DeLong spent the next 11/2 years in hospitals in Guam, Hawaii and, finally, at the naval base in Oakland, California. His paralysis lasted a year.
"There were blood clots on the spine and no medicine to thin clots," he said. "And it [the .25 or .30-caliber rifle bullet] cut the sciatic nerve to the right leg. It controls the leg]."
He has worn a brace on his leg ever since.
After 36 days of fighting on Iwo Jima, the 1,083 surviving Japanese were taken prisoners. The American death toll was 6,821.
He was discharged from the Marines in August 1946, while he was still hospitalized. When he was released, a Marine friend offered him a job in the insurance business.
"I didn't know anything about insurance," he said. "But my employer was good enough to hire me."
He attended evening classes to learn the insurance business and worked for Jewelers Mutual Insurance Company in Neenah 34 years. DeLong and his wife, Dorothy (LaPointe), retired to Birchwood in 1982 and owned the Red Cedar Springs Resort for many years. LaPointe's father had owned the lumber and veneer mill in Birchwood after the war.
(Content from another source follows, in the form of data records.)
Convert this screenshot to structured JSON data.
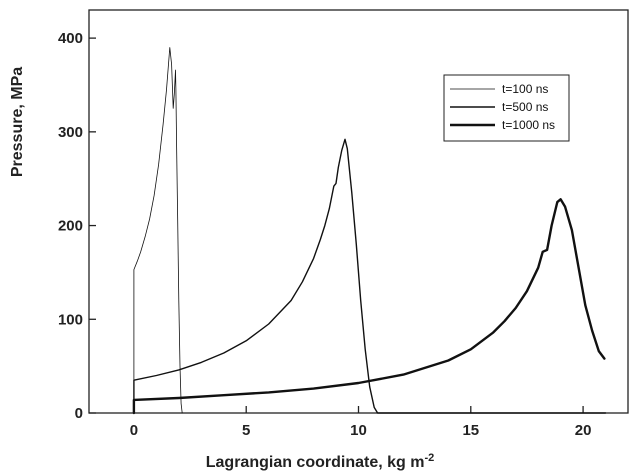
{
  "chart_data": {
    "type": "line",
    "xlabel": "Lagrangian coordinate,  kg m",
    "xlabel_sup": "-2",
    "ylabel": "Pressure,  MPa",
    "xlim": [
      -2,
      22
    ],
    "ylim": [
      0,
      430
    ],
    "xticks": [
      0,
      5,
      10,
      15,
      20
    ],
    "yticks": [
      0,
      100,
      200,
      300,
      400
    ],
    "grid": false,
    "legend_position": "top-right",
    "series": [
      {
        "name": "t=100 ns",
        "line_width": 0.8,
        "points": [
          [
            0,
            0
          ],
          [
            0,
            153
          ],
          [
            0.15,
            162
          ],
          [
            0.3,
            172
          ],
          [
            0.5,
            188
          ],
          [
            0.7,
            207
          ],
          [
            0.9,
            232
          ],
          [
            1.1,
            265
          ],
          [
            1.3,
            308
          ],
          [
            1.45,
            345
          ],
          [
            1.55,
            375
          ],
          [
            1.6,
            390
          ],
          [
            1.68,
            372
          ],
          [
            1.75,
            325
          ],
          [
            1.8,
            340
          ],
          [
            1.85,
            366
          ],
          [
            1.87,
            345
          ],
          [
            1.9,
            285
          ],
          [
            1.95,
            205
          ],
          [
            2.0,
            120
          ],
          [
            2.05,
            50
          ],
          [
            2.1,
            10
          ],
          [
            2.15,
            0
          ]
        ]
      },
      {
        "name": "t=500 ns",
        "line_width": 1.4,
        "points": [
          [
            0,
            0
          ],
          [
            0,
            35
          ],
          [
            1,
            40
          ],
          [
            2,
            46
          ],
          [
            3,
            54
          ],
          [
            4,
            64
          ],
          [
            5,
            77
          ],
          [
            6,
            95
          ],
          [
            7,
            120
          ],
          [
            7.5,
            140
          ],
          [
            8,
            165
          ],
          [
            8.3,
            185
          ],
          [
            8.5,
            200
          ],
          [
            8.7,
            218
          ],
          [
            8.9,
            242
          ],
          [
            9.0,
            245
          ],
          [
            9.1,
            262
          ],
          [
            9.25,
            280
          ],
          [
            9.4,
            292
          ],
          [
            9.5,
            282
          ],
          [
            9.7,
            235
          ],
          [
            9.9,
            180
          ],
          [
            10.1,
            120
          ],
          [
            10.3,
            68
          ],
          [
            10.5,
            28
          ],
          [
            10.7,
            6
          ],
          [
            10.85,
            0
          ],
          [
            12,
            0
          ],
          [
            16,
            0
          ],
          [
            21,
            0
          ]
        ]
      },
      {
        "name": "t=1000 ns",
        "line_width": 2.4,
        "points": [
          [
            0,
            0
          ],
          [
            0,
            14
          ],
          [
            2,
            16
          ],
          [
            4,
            19
          ],
          [
            6,
            22
          ],
          [
            8,
            26
          ],
          [
            10,
            32
          ],
          [
            12,
            41
          ],
          [
            14,
            56
          ],
          [
            15,
            68
          ],
          [
            16,
            86
          ],
          [
            16.5,
            98
          ],
          [
            17,
            112
          ],
          [
            17.5,
            130
          ],
          [
            18,
            155
          ],
          [
            18.2,
            172
          ],
          [
            18.4,
            174
          ],
          [
            18.6,
            200
          ],
          [
            18.85,
            225
          ],
          [
            19.0,
            228
          ],
          [
            19.2,
            220
          ],
          [
            19.5,
            195
          ],
          [
            19.8,
            155
          ],
          [
            20.1,
            115
          ],
          [
            20.4,
            88
          ],
          [
            20.7,
            66
          ],
          [
            20.95,
            58
          ]
        ]
      }
    ]
  }
}
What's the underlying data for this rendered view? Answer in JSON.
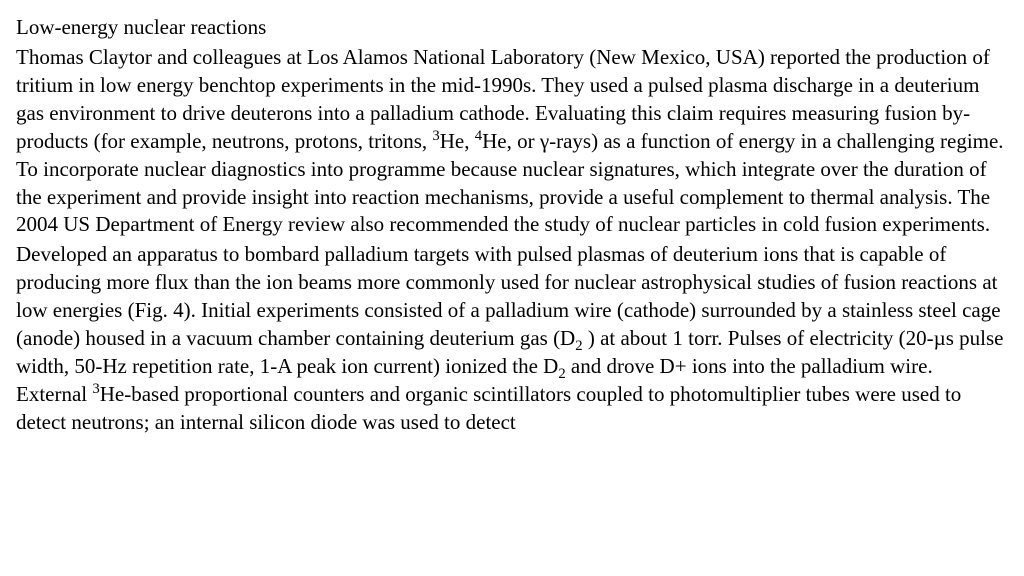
{
  "heading": "Low-energy nuclear reactions",
  "p1_a": "Thomas Claytor and colleagues at Los Alamos National Laboratory (New Mexico, USA) reported the production of tritium in low energy benchtop experiments in the mid-1990s. They used a pulsed plasma discharge in a deuterium gas environment to drive deuterons into a palladium cathode. Evaluating this claim requires measuring fusion by-products (for example, neutrons, protons, tritons, ",
  "sup3a": "3",
  "he_a": "He, ",
  "sup4": "4",
  "p1_b": "He, or γ-rays) as a function of energy in a challenging regime. To incorporate nuclear diagnostics into programme because nuclear signatures, which integrate over the duration of the experiment and provide insight into reaction mechanisms, provide a useful complement to thermal analysis. The 2004 US Department of Energy review also recommended the study of nuclear particles in cold fusion experiments.",
  "p2_a": "Developed an apparatus to bombard palladium targets with pulsed plasmas of deuterium ions that is capable of producing more flux than the ion beams more commonly used for nuclear astrophysical studies of fusion reactions at low energies (Fig. 4). Initial experiments consisted of a palladium wire (cathode) surrounded by a stainless steel cage (anode) housed in a vacuum chamber containing deuterium gas (D",
  "sub2a": "2",
  "p2_b": " ) at about 1 torr. Pulses of electricity (20-µs pulse width, 50-Hz repetition rate, 1-A peak ion current) ionized the D",
  "sub2b": "2",
  "p2_c": " and drove D+ ions into the palladium wire. External ",
  "sup3b": "3",
  "p2_d": "He-based proportional counters and organic scintillators coupled to photomultiplier tubes were used to detect neutrons; an internal silicon diode was used to detect"
}
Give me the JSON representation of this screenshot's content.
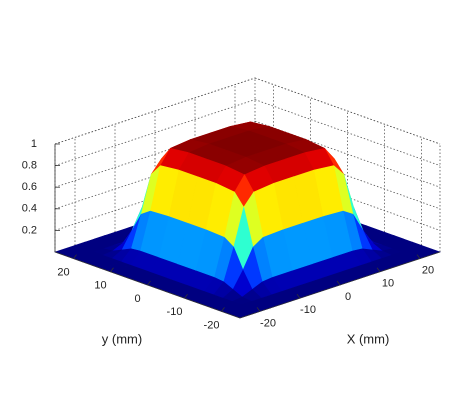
{
  "chart_data": {
    "type": "surface",
    "colormap": "jet",
    "xlabel": "X (mm)",
    "ylabel": "y (mm)",
    "x": [
      -25,
      -20,
      -17.5,
      -15,
      -12.5,
      -10,
      -5,
      0,
      5,
      10,
      12.5,
      15,
      17.5,
      20,
      25
    ],
    "y": [
      -25,
      -20,
      -17.5,
      -15,
      -12.5,
      -10,
      -5,
      0,
      5,
      10,
      12.5,
      15,
      17.5,
      20,
      25
    ],
    "z": [
      [
        0,
        0,
        0,
        0,
        0,
        0,
        0,
        0,
        0,
        0,
        0,
        0,
        0,
        0,
        0
      ],
      [
        0,
        0,
        0,
        0,
        0,
        0,
        0,
        0,
        0,
        0,
        0,
        0,
        0,
        0,
        0
      ],
      [
        0,
        0,
        0.01,
        0.05,
        0.09,
        0.1,
        0.1,
        0.1,
        0.1,
        0.1,
        0.09,
        0.05,
        0.01,
        0,
        0
      ],
      [
        0,
        0,
        0.05,
        0.2,
        0.38,
        0.44,
        0.45,
        0.45,
        0.45,
        0.44,
        0.38,
        0.2,
        0.05,
        0,
        0
      ],
      [
        0,
        0,
        0.09,
        0.38,
        0.72,
        0.83,
        0.85,
        0.85,
        0.85,
        0.83,
        0.72,
        0.38,
        0.09,
        0,
        0
      ],
      [
        0,
        0,
        0.1,
        0.44,
        0.83,
        0.96,
        0.98,
        0.98,
        0.98,
        0.96,
        0.83,
        0.44,
        0.1,
        0,
        0
      ],
      [
        0,
        0,
        0.1,
        0.45,
        0.85,
        0.98,
        1,
        1,
        1,
        0.98,
        0.85,
        0.45,
        0.1,
        0,
        0
      ],
      [
        0,
        0,
        0.1,
        0.45,
        0.85,
        0.98,
        1,
        1,
        1,
        0.98,
        0.85,
        0.45,
        0.1,
        0,
        0
      ],
      [
        0,
        0,
        0.1,
        0.45,
        0.85,
        0.98,
        1,
        1,
        1,
        0.98,
        0.85,
        0.45,
        0.1,
        0,
        0
      ],
      [
        0,
        0,
        0.1,
        0.44,
        0.83,
        0.96,
        0.98,
        0.98,
        0.98,
        0.96,
        0.83,
        0.44,
        0.1,
        0,
        0
      ],
      [
        0,
        0,
        0.09,
        0.38,
        0.72,
        0.83,
        0.85,
        0.85,
        0.85,
        0.83,
        0.72,
        0.38,
        0.09,
        0,
        0
      ],
      [
        0,
        0,
        0.05,
        0.2,
        0.38,
        0.44,
        0.45,
        0.45,
        0.45,
        0.44,
        0.38,
        0.2,
        0.05,
        0,
        0
      ],
      [
        0,
        0,
        0.01,
        0.05,
        0.09,
        0.1,
        0.1,
        0.1,
        0.1,
        0.1,
        0.09,
        0.05,
        0.01,
        0,
        0
      ],
      [
        0,
        0,
        0,
        0,
        0,
        0,
        0,
        0,
        0,
        0,
        0,
        0,
        0,
        0,
        0
      ],
      [
        0,
        0,
        0,
        0,
        0,
        0,
        0,
        0,
        0,
        0,
        0,
        0,
        0,
        0,
        0
      ]
    ],
    "xlim": [
      -25,
      25
    ],
    "ylim": [
      -25,
      25
    ],
    "zlim": [
      0,
      1
    ],
    "xticks": [
      -20,
      -10,
      0,
      10,
      20
    ],
    "yticks": [
      -20,
      -10,
      0,
      10,
      20
    ],
    "zticks": [
      0.2,
      0.4,
      0.6,
      0.8,
      1
    ],
    "grid": true
  }
}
DeLong was also awarded the Purple Heart.
"A lot of guys that didn't' t get shot did a hell of a job, too. A lot of other guys were there, and they didn't get any recognition.
"We had to be [in the war] after Pearl Harbor," he quietly said. "That was a pretty big defeat in Hawaii. The Japanese took care of our whole Navy in the Pacific.
"The American people built our war machine. Lots of women and college students worked in defense plants at night or whenever they could to help. Everybody worked."